I doubt this post will be of much interest to people who haven't experienced culture shock.
Then again, I'm doubting a lot lately.
How does it feel to be back? They say. This is actually the best of the hardest questions I've had to answer. The worst has been, Do you know what's next? Presenting that question is like calling for directions from someone who's caught in a hurricane. "Say, do you know which way to What'sNext?"...I'm sorry; I don't. But perhaps you could tell me which way is up.
Here's my best answer to that well-meaning question. Firstly, am I really back? Perhaps physically.Though there's very little physical presence in sitting for an hour and a half by a full-blast heater, staring out a frosty window onto a suburban lane, my eyes and mouth stuck only slightly open. That happened this morning.

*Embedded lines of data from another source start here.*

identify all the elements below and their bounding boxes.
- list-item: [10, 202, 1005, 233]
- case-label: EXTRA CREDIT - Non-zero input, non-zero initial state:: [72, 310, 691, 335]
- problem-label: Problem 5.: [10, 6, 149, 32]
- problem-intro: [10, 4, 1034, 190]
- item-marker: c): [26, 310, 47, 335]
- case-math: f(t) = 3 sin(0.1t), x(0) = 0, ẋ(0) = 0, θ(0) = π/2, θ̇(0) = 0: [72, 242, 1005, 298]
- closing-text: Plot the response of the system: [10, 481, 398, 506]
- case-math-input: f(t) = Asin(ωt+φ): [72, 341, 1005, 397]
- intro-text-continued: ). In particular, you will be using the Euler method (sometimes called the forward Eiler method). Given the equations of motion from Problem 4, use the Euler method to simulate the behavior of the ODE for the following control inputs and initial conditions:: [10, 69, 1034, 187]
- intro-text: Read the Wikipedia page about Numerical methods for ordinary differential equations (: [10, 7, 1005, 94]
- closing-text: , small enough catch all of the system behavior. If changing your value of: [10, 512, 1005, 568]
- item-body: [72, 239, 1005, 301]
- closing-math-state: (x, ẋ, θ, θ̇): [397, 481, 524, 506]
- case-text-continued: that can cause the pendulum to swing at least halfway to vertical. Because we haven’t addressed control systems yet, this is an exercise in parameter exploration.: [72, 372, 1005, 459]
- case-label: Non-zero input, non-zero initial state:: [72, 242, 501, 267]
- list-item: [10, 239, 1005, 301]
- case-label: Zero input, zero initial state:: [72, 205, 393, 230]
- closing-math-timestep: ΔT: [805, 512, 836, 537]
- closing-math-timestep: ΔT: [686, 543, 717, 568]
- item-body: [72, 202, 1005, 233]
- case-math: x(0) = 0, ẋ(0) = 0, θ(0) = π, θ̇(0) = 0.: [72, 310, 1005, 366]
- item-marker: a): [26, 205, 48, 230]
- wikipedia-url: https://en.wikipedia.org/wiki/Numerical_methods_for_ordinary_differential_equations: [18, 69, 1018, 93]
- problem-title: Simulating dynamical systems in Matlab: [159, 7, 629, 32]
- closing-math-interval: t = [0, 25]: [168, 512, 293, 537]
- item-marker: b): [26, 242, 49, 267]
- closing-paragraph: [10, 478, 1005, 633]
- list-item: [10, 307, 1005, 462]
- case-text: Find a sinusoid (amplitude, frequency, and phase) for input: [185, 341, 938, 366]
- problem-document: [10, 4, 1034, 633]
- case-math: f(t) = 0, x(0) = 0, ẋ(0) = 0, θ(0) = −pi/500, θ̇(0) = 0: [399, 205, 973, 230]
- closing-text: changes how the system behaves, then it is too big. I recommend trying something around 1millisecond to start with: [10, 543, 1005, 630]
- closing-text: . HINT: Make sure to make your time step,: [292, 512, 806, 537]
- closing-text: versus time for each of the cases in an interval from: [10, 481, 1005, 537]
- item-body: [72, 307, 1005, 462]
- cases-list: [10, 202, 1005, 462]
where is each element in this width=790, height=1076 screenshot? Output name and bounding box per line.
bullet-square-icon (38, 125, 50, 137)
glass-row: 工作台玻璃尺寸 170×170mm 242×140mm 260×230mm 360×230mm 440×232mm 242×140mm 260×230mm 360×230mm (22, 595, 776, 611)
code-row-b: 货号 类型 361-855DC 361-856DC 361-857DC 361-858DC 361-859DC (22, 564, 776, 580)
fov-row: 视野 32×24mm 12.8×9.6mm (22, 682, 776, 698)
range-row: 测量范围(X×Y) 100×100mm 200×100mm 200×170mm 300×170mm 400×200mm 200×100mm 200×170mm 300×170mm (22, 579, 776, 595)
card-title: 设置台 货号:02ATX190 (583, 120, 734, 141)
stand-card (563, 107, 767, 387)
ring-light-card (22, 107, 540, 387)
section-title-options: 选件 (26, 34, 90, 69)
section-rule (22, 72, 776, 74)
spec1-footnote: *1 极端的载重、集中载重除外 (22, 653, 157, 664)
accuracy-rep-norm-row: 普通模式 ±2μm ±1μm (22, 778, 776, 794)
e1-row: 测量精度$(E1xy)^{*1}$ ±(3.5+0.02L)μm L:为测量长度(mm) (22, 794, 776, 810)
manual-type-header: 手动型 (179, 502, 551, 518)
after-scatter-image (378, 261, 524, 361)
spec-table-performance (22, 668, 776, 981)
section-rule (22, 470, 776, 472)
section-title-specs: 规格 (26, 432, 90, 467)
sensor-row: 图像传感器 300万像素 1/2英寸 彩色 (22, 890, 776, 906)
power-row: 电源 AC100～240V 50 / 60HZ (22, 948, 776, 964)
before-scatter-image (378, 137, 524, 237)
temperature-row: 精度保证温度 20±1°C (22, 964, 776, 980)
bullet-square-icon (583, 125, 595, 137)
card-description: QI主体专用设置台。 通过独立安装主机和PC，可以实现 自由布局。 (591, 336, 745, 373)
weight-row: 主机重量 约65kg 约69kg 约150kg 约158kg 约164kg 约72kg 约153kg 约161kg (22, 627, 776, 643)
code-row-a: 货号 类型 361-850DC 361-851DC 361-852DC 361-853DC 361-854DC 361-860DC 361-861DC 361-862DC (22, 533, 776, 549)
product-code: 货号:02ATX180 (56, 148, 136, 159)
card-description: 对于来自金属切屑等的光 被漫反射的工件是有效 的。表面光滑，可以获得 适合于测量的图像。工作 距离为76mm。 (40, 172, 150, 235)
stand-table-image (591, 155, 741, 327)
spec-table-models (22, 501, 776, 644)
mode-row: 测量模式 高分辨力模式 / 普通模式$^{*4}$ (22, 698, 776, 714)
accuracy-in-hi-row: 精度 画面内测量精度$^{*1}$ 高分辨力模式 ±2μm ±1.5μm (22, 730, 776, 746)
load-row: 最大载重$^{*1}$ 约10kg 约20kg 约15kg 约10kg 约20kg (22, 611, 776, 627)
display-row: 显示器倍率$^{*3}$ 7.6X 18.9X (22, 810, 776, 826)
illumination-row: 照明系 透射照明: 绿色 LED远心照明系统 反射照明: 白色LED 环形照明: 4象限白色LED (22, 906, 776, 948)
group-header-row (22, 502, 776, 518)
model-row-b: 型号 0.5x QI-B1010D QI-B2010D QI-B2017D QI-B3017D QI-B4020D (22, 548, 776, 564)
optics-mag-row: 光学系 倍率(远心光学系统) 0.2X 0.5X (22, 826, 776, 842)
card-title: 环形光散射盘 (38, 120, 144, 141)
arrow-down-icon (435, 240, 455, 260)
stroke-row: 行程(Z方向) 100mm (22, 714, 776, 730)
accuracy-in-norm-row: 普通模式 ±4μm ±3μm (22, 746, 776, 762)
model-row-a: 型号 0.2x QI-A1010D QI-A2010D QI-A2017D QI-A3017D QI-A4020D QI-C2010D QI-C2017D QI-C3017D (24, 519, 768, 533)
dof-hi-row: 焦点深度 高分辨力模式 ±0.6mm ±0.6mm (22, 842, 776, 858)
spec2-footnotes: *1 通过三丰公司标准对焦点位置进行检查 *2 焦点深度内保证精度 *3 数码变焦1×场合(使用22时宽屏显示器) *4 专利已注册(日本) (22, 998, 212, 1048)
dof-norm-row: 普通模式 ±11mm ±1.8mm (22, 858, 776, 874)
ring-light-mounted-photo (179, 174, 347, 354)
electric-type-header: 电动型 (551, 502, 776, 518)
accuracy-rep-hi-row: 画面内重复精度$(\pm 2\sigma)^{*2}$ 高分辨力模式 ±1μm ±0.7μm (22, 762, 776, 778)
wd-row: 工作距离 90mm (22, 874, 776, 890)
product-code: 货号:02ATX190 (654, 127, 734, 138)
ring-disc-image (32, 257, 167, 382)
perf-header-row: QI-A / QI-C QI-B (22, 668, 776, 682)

Some days I do plug in to this beautiful Oregon world. I must admit--its colors, cultures, fresh air--it is beautiful. I go to MLK Jr. marches with Sisters of the Road Cafe in Portland. That was sweet. I take long walks and order fair trade tea and read A People's History of the United States, a book that reminds me there ARE people in this breathless, pounding country who think the way I do. That was a good afternoon.
And then there are days like today when I wake up with Carlos Mejia-Godoy's voice in my head, singing about "el Dios de los pobres," and I feel so far away, misunderstood, and before I know it my forehead bunches up and eyes squint and I am crying, wondering how I'll ever be. here. again.
Music is the hardest part. It is the Nicaraguan jewel I miss most. In college at LMU, the musical side of me was largely suppressed, by the push to achieve, by "whiteness" (I could only take so many cold sacred hymns without looking for something meatier), by fear. In Nicaragua it awoke again. The music of that (I can no longer say "this") country embodies the spirit of revolution, the yearnings and faith and poetry of a people eternally victorious against their oppression, an oppression which "this country" (here I am again!) has played a--if not the--major role in causing. The music of Nicaragua--the feminist three-step of its folklore dance, the way guitars are played with the lyricism of harps and the power of drums, its rhythm that convinces my soul it could march on accompanied forever--has awoken a volcano in me, one that is rumbling and ready to burst.
But now there's a million-ton boulder called the United States over my crater. And I can tell you, it doesn't feel good to have lava stuck in my stomach. No quick-fix highly-processed antacid can clear that up.
Allow me to slow down and see more of the horizon. I'll be okay. This is all expected. Some day the clouds of purposelessness, longing, and isolation will melt away, and I will see the beauty of where I am, and more importantly, I will see all people, Nicaraguan or not, for what they are--worthy of love, on their own journeys, though worlds different from mine.
But in the meantime, while I figure that out, Two Thoughts (Estha in The God of Small Things, anyone?):
1. Some things, I hope, will NEVER make sense again: daily car usage, a closed mind, making choices without taking into account a preferential option for the poor (So long as I live comfortably and others live dismally, my well-being should not be the principle motivation behind my decisions), power and privilege. So long as I continue to question these and other realities, I am living true to the person I have become. To the person I have always been that Nicaragua has showed me.
2. Aunque se aclare el horizonte, el volcán nunca se apague.